An Investigation of Weather Forecasting using Machine Learning Techniques
Customarily, climate expectations are performed with the assistance of enormous complex models of material science, which use distinctive air conditions throughout a significant stretch of time. In this paper, we studied a climate expectation strategy that uses recorded information from numerous climate stations to prepare basic AI models, which can give usable figures about certain climate conditions for the not so distant future inside a brief timeframe These conditions are frequently flimsy on account of annoyances of the climate framework, making the models give mistaken estimates. The model are for the most part run on many hubs in an enormous High Performance Computing (HPC) climate which burns through a lot of energy.. The modes can be run on significantly less asset serious conditions. In this paper we describe that the sufficient to be utilized status of the workmanship methods. Moreover, we described that it is valuable to use the climate stations information from various adjoining territories over the information of just the region for which climate anticipating is being performed.
Abraham, Ajith, Ninan Sajith Philip, Baikunth Nath, & P. Saratchandran. (2002). Performance analysis of connectionist paradigms for modeling chaotic behavior of stock indices." In: Second International Workshop on Intelligent Systems Design and Applications, Computational Intelligence and Applications, Dynamic Publishers Inc., USA, pp. 181-186.
Goddard, Lisa, Simon J. Mason, Stephen E. Zebiak, Chester F. Ropelewski, Reid Basher, & Mark A. Cane. (2001). Current approaches to seasonal to interannual climate predictions. International Journal of Climatology, 21(9), 1111-1152.

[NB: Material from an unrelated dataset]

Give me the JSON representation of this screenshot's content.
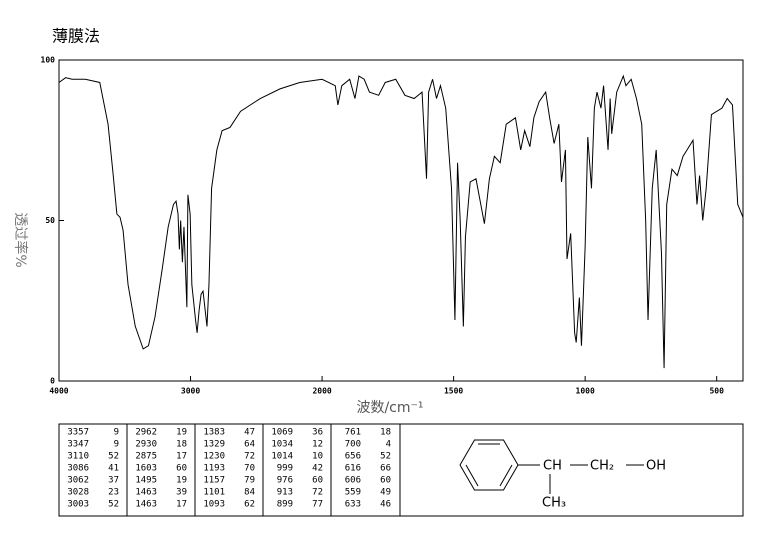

Chaves, Rosane R., Robert S. Ross, & T. N. Krishnamurti. (2005). Weather and seasonal climate prediction for South America using a multi model super ensemble. International Journal of Climatology, 25(14), 1881-1914.
Baboo, S. Santhosh, I., & Kadar Shereef. (2010). An efficient weather forecasting system using artificial neural network. International Journal of Environmental Science and Development, 1(4), 321.
Paras, Sanjay Mathur. (2016). A simple weather forecasting model using mathematical regression. Indian Research Journal of Extension Education, 12(2), 161-168.
N. Hasan, M. T. Uddin, & N. K. Chowdhury. (2016). Automated weather event analysis with machine learning. In: Proc. IEEE2016 International Conference on Innovations in Science, Engineering and Technology (ICISET), pp. 1-5.
L. L. Lai, H. Braun, Q. P. Zhang, Q. Wu, Y. N. Ma, W. C. Sun, & L. Yang. (2004). Intelligent weather forecast. In: Proc. IEEE 2004 International Conference on Machine Learning and Cybernetics, pp. 4216-4221.
A. G. Salman, B. Kanigoro, & Y. Heryadi. (2015). Weather forecasting using deep learning techniques. In: Proc.IEEE2015 International Conference on Advanced Computer Science and Information Systems (ICACSIS), pp. 281-285.
Delhi Weather Data. [Online]. Available at: https://www.kaggle.com/mahirkukreja/delhi-weatherdata/home.
Raspberry Pi. [Online]. Available at: https://en.wikipedia.org/wiki/Raspberry_Pi.
Database of State Incentives for Renewables and Efficiency. (2010). Available at: http://www.dsireusa.org.
State of California Executive Order S-21-09. (2009). Available at: http://gov.ca.gov/executive-order/13269.
Freeing the grid: Best and worst practices in state net metering policies and interconnection procedures. (2009). Available at: http://www.newenergychoices.org/uploads/FreeingTheGrid2009.pdf.
N. Sharma, J. Gummeson, D. Irwin, & P. Shenoy. (2010 June). Cloudy computing: leveraging weather forecasts in energy harvesting sensor systems. In: SECON.
N. Cristianini & J. Shawe-Taylor. (2000). An introduction to support vector machines and other kernel-based learning methods. Cambridge University Press.
Weather forecast using the sensor data from your IoT hub in Azure Machine Learning. (2018). Available at: https://docs.microsoft.com/en-us/azure/iot-hub/ iot-hub-weather-forecast-machine-learning.
Dan Becker. (2018). Using categorical data with one hot encoding. Available at: https://www.kaggle.com/dansbecker/using-categorical-data-with-one-hot-encoding/.
Jeffrey Burt. (2017). Machine learning storms into climate research. Available at: https://www.nextplatform.com/2017/04/18/machine-learning-storms-climate-research/.
Aditya Grover, Ashish Kapoor, & Eric Horvitz. (2015). A deep hybrid model for weather forecasting. In: Proceedings of the 21th ACM SIGKDD International Conference on Knowledge Discovery and Data Mining. ACM, pp. 379–386.
Copyright (c) 2021 International Journal of Engineering and Management Research
This work is licensed under a Creative Commons Attribution-NonCommercial-NoDerivatives 4.0 International License.